Naive Bayes Classifier in OpenNLP

阿新 • • 發佈：2019-01-02

The OpenNLP project of the Apache Foundation is a machine learning toolkit for text analytics.

For many years, OpenNLP did not carry a Naive Bayes classifier implementation.

OpenNLP has finally included a Naive Bayes classifier implementation in the trunk (it is not yet available in a stable release).

Naive Bayes classifiers are very useful when there is little to no labelled data available.

Labelled data is usually needed in large quantities to train classifiers.
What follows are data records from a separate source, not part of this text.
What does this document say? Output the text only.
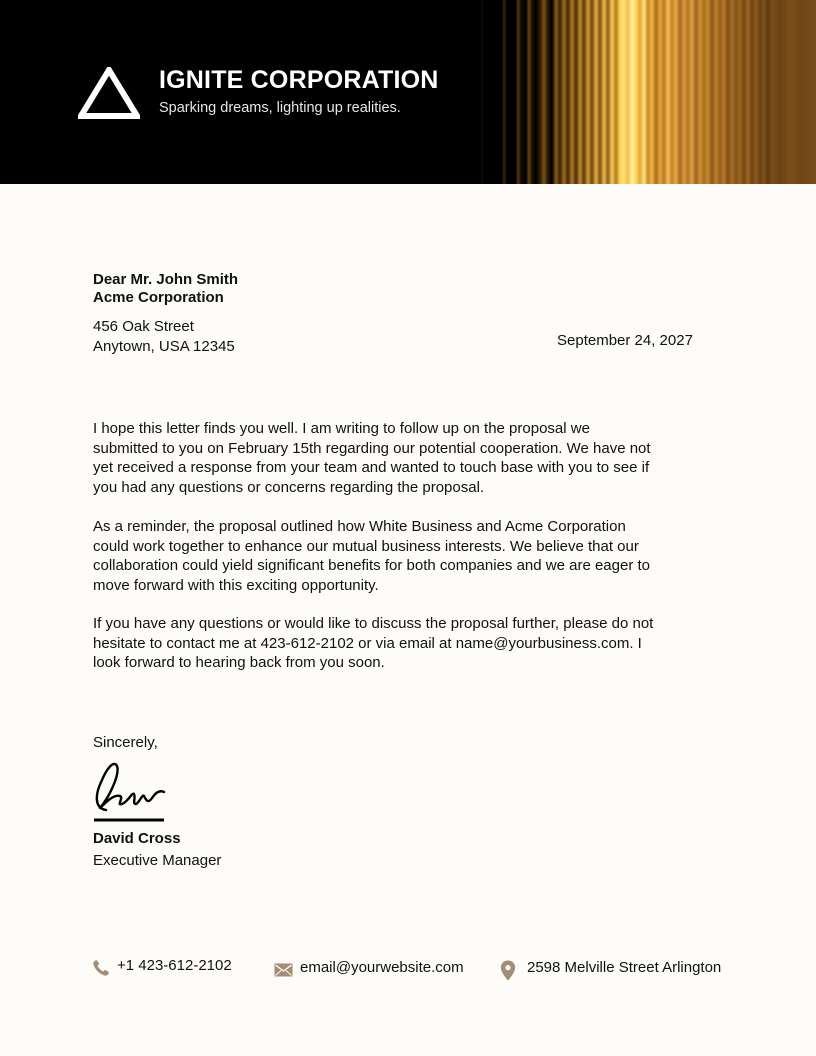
IGNITE CORPORATION
Sparking dreams, lighting up realities.
Dear Mr. John Smith
Acme Corporation
456 Oak Street
Anytown, USA 12345	September 24, 2027
I hope this letter finds you well. I am writing to follow up on the proposal we
submitted to you on February 15th regarding our potential cooperation. We have not
yet received a response from your team and wanted to touch base with you to see if
you had any questions or concerns regarding the proposal.
As a reminder, the proposal outlined how White Business and Acme Corporation
could work together to enhance our mutual business interests. We believe that our
collaboration could yield significant benefits for both companies and we are eager to
move forward with this exciting opportunity.
If you have any questions or would like to discuss the proposal further, please do not
hesitate to contact me at 423-612-2102 or via email at name@yourbusiness.com. I
look forward to hearing back from you soon.
Sincerely,
David Cross
Executive Manager
+1 423-612-2102	email@yourwebsite.com	2598 Melville Street Arlington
However, the Naive Bayes classifier can sometimes make do with a very small amount of labelled data and bootstrap itself over unlabelled data. Unlabelled data is usually easier to get your hands on or cheaper to collect than labelled data – by far. The process of bootstrapping Naive Bayes classifiers over unlabelled data is explained in the paper “

Text Classification from Labelled and Unlabelled Documents using EM” by Kamal Nigam et al.

So, whenever I get clients who are using OpenNLP, but have only very scanty labelled data available to train a classifier with, I end up having to teach them to build a Naive Bayes classifier and bootstrap it by using an EM procedure over unlabelled data.

Now that won’t be necessary any longer, because OpenNLP provides a Naive Bayes classifier that can be used for that purpose.

Tutorial

Training a Naive Bayes classifier is a lot like training a maximum entropy classifier. In fact, you still have to use the DocumentCategorizerME class to do it.

But you pass in a special parameter to tell the DocumentCategorizerME class that you want a Naive Bayes classifier instead.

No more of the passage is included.